Olli versuchte zu erkennen, in welcher Verfassung sie war. War sie betroffen, dass eine Kollegin ertrunken war, oder erleichtert, dass es eine Konkurrentin getroffen hatte?

»Hallo, Jungs!«, grüßte sie ironisch. »Ist das Wetter nicht perfekt?« Clara trug einen Neoprenanzug und hatte ihr Trapez in der Hand.

»Du willst aufs Wasser?« Olli sah sie fragend an.

»Warum nicht?«, erwiderte sie gereizt. »Ich werde nicht vortäuschen, dass Sarahs Tod mich besonders betroffen macht. Schließlich waren wir alles andere als Freundinnen. Warum musste die dumme Kuh auch nachts raus?«

»Sag mal, kannst du nicht ein bisschen netter sein? Wir haben sie gemocht. Olli geht es beschissen.«

»War es denn was Ernstes? Ich dachte, du hast sie nur trainiert und ab und zu, na du weißt schon.«

»Warum verschwindest du nicht einfach? Und nimm deinen Kalle gleich mit«, schnauzte Olli. Am liebsten hätte er ihr ins Gesicht geschlagen.

»Nicht aggressiv werden!« Clara sah ihn unschuldig an. »Woher soll ich denn wissen, dass ihr eine Romanze hattet? Mir sagt doch keiner was. Ich bin doch immer die Böse! Mir ist schon klar, dass ihr lieber mich kalt gesehen hättet! Und hack nicht auf Kalle rum. Er tut sein Bestes! Du wolltest mich ja nicht trainieren, oder? Du brauchtest ja all deine Zeit für Sarah. Und dabei hatten wir einen Deal, aber den hast du ja schnell vergessen!«

Olli stöhnte genervt. Was sollte er auch sagen? Dass sie recht hatte? Er hatte ihr zwei Jahre beim Training geholfen, bis er in St. Peter-Ording zufällig Sarah kennengelernt hatte.

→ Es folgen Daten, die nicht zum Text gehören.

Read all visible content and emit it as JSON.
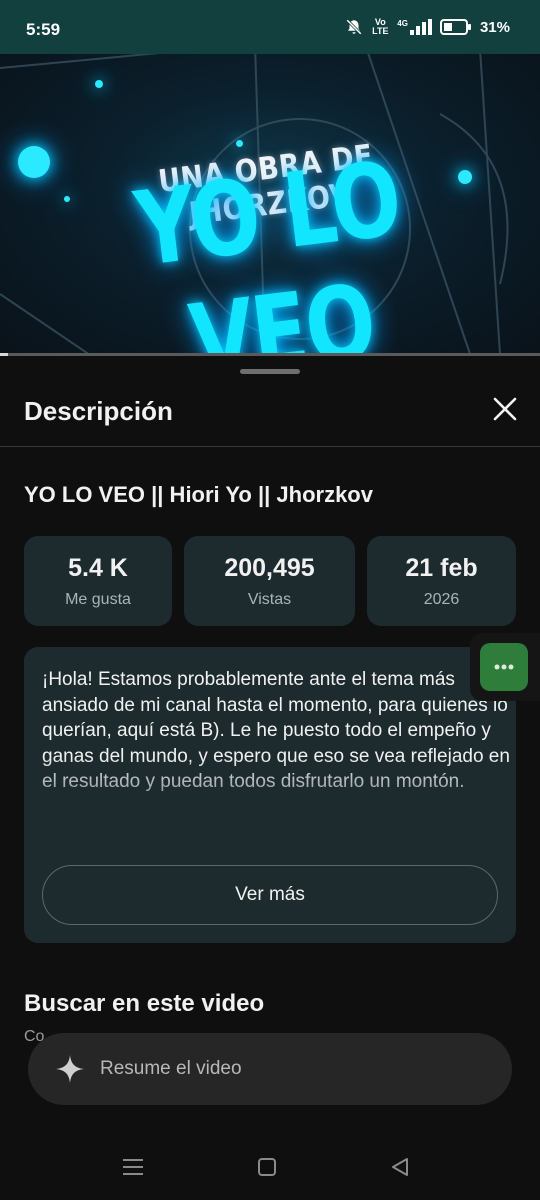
{
  "status_bar": {
    "time": "5:59",
    "network_label": "Vo LTE",
    "signal_label": "4G",
    "battery_percent": "31%"
  },
  "thumbnail": {
    "subtitle": "UNA OBRA DE JHORZKOV",
    "title": "YO LO VEO",
    "accent_color": "#12e6ff",
    "progress_fraction": 0.015
  },
  "sheet": {
    "title": "Descripción"
  },
  "video": {
    "title": "YO LO VEO || Hiori Yo || Jhorzkov"
  },
  "stats": [
    {
      "value": "5.4 K",
      "label": "Me gusta"
    },
    {
      "value": "200,495",
      "label": "Vistas"
    },
    {
      "value": "21 feb",
      "label": "2026"
    }
  ],
  "description": {
    "text": "¡Hola! Estamos probablemente ante el tema más ansiado de mi canal hasta el momento, para quienes lo querían, aquí está B). Le he puesto todo el empeño y ganas del mundo, y espero que eso se vea reflejado en el resultado y puedan todos disfrutarlo un montón.",
    "more_label": "Ver más"
  },
  "search_section": {
    "heading": "Buscar en este video",
    "subtext": "Co"
  },
  "ask_bar": {
    "placeholder": "Resume el video",
    "icon": "sparkle-icon"
  },
  "colors": {
    "card_bg": "#1d2b2f",
    "status_bar_bg": "#12403f",
    "bubble_bg": "#2f7d3a"
  }
}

»Ich geh jedenfalls aufs Wasser. Warum kommt ihr nicht mit? Das Wetter ist großartig. Sarah hätte sich diesen Wind auch nicht entgehen lassen. Es wäre in ihrem Sinne.« Clara griff ihr Brett und ihren Schirm und ging an den Strand, um ihr Equipment aufzubauen. Olli sah ihr nach. Clara war zwar schon immer arrogant gewesen und hatte nie wirklich zur Clique gehört, doch seit sie mit Kalle abhing, war sie unausstehlich. Er atmete tief durch. In einem Punkt hatte sie allerdings recht. Sarah wäre jetzt auf dem Wasser. Entschlossen sprang er auf. »Dann los!« Er spürte Bens verwunderten Blick, doch das Leben musste weitergehen. »Ben? Du kommst doch mit?«

20 Minuten später brauste Olli auf seinem Brett durch die Wellen. Er konnte wieder klarer denken, als ihm der Wind ins Gesicht wehte. Sarah war tot. Vielleicht sollte er sich jetzt wirklich um Clara kümmern.